2015’s “Mistress America”, directed by Noah Baumbach.

Starring Greta Gerwig, Lola Kirke, Matthew Shear, Jasmine Cephas-Jones, Kathryn Erbe, Michael Chernus, Heather Lind, and Cindy Cheung.

What is it about?

“MA” is about a docile college freshman (Lola Kirke) who is a literary major at a New York campus. Freshly moved and new to the city, she meets classmates and potential romantic partners (such as Matthew Shear). She also has a newly engaged mother (Kathryn Erbe) who’s fiancée has a daughter who also lives in New York (Greta Gerwig). With her college setting, and with Gerwig’s metropolitan experience/teachings, Kirke is in a particularly fecund position to experience her mid 20’s metamorphosis.

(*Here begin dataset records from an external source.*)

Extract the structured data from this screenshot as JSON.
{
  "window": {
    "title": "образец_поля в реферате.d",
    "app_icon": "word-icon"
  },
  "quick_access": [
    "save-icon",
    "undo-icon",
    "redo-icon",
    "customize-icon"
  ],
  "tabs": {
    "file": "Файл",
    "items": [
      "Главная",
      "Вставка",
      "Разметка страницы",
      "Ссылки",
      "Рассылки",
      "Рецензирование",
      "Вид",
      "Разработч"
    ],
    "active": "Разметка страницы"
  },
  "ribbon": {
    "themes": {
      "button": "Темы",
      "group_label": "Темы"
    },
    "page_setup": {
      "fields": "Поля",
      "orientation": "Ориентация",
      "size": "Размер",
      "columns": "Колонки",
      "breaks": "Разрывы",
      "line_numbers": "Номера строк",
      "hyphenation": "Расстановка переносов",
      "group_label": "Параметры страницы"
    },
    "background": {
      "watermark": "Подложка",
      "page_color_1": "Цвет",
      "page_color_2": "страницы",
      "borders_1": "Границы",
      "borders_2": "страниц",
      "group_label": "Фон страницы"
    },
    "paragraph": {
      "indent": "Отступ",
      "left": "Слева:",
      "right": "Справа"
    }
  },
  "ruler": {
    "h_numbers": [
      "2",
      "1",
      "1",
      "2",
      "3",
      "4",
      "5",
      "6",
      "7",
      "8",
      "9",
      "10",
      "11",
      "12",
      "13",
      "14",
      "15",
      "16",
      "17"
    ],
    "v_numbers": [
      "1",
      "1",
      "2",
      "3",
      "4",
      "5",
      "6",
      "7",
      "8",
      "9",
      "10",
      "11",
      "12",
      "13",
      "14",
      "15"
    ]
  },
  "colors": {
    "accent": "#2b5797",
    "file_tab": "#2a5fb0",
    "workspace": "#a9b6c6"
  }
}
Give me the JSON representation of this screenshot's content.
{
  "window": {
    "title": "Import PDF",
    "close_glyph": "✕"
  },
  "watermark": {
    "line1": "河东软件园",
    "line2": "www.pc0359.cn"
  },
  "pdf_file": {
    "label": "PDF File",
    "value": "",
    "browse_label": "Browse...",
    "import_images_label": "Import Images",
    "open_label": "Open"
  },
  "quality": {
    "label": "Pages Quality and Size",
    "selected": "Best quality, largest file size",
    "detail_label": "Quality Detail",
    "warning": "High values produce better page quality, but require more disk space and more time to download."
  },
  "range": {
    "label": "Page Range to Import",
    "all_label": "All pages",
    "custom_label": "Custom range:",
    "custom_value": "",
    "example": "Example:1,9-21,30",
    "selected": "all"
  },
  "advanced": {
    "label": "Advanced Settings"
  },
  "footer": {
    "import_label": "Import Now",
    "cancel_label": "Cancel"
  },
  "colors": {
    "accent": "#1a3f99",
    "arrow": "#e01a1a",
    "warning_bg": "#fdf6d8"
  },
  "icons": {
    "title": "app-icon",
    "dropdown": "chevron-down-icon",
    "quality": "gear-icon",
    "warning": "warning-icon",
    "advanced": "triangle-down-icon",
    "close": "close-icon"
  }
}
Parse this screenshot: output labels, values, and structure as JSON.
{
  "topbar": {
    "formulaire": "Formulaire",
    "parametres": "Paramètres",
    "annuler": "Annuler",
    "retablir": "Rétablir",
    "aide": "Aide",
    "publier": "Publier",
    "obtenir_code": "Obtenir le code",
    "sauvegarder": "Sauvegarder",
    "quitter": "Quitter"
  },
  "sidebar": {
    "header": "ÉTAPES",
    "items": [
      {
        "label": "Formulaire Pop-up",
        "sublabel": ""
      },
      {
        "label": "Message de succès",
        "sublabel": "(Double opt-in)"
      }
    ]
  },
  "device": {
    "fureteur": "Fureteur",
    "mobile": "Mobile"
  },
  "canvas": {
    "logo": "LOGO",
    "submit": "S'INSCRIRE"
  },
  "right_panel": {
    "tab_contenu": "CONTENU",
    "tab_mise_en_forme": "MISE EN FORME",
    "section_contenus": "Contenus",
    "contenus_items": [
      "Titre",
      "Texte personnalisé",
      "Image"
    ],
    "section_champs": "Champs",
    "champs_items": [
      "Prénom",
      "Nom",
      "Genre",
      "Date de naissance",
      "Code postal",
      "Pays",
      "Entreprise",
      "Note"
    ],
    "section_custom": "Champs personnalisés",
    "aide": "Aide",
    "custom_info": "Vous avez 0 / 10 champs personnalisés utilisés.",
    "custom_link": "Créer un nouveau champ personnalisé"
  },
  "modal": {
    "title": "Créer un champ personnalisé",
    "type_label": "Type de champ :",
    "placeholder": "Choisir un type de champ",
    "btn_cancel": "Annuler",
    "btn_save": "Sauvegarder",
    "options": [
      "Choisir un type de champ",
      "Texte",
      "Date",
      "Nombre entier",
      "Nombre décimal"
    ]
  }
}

Will she able to develop a personality that’s actually worth developing?

Why is it worth seeing?

The somewhat prolific team (and married couple) of Gerwig and Baumbach unite again (both co-writing with her acting and him at the helm) to create another New York City based dramedy about adultlescence (such as 2013’s “Frances Ha”). While the duo’s work can easily be interpreted as some sort of new wave Woody Allen (New York based, young and metropolitan, neurosis saturated), I prefer to think of the zeitgeist here as John Hughes 2.0, if he had made films this millennium about 20-somethings instead of teens. The pulsing contemporary soundtrack, exploratory conversational wanderings of it’s protagonist, and existential ramblings of it’s characters certainly ring some bells and remind me of the times spent in my 20’s becoming whom I am today.
Here, Gerwig reprises a variation of her “Frances” character: bouncing from topic to topic, switching tones constantly; from serious, funny, heartfelt, dramatic, psycho, immature, and in general refusing to stick with any one story about her life… Her Times Square apartment (and subsequent urbane lifestyle) inspires Kirke out of her subservient approach to others, but the cracks in Gerwig’s sleek armour start to show quite quickly, and Kirke starts to understand the line between the fantasy and the reality.
Not that the setting depicted helps Kirke in her journey- Baumbach and Gerwig’s story at one point attempts to cram all the characters into 1 scene and just watches them bounce off each other like ping pong balls. It creates a farcical kind of sketch comedy vibe that is at times hilarious, and other times groan inducing.
While “Mistress” can be a little too in love with itself (and the jealous girlfriend played by Jasmine Cephas-Jones is just plain ridiculous), it’s an authentic portrayal of the urban mid 20’s (predominately white) urban scene that at times can be quite funny.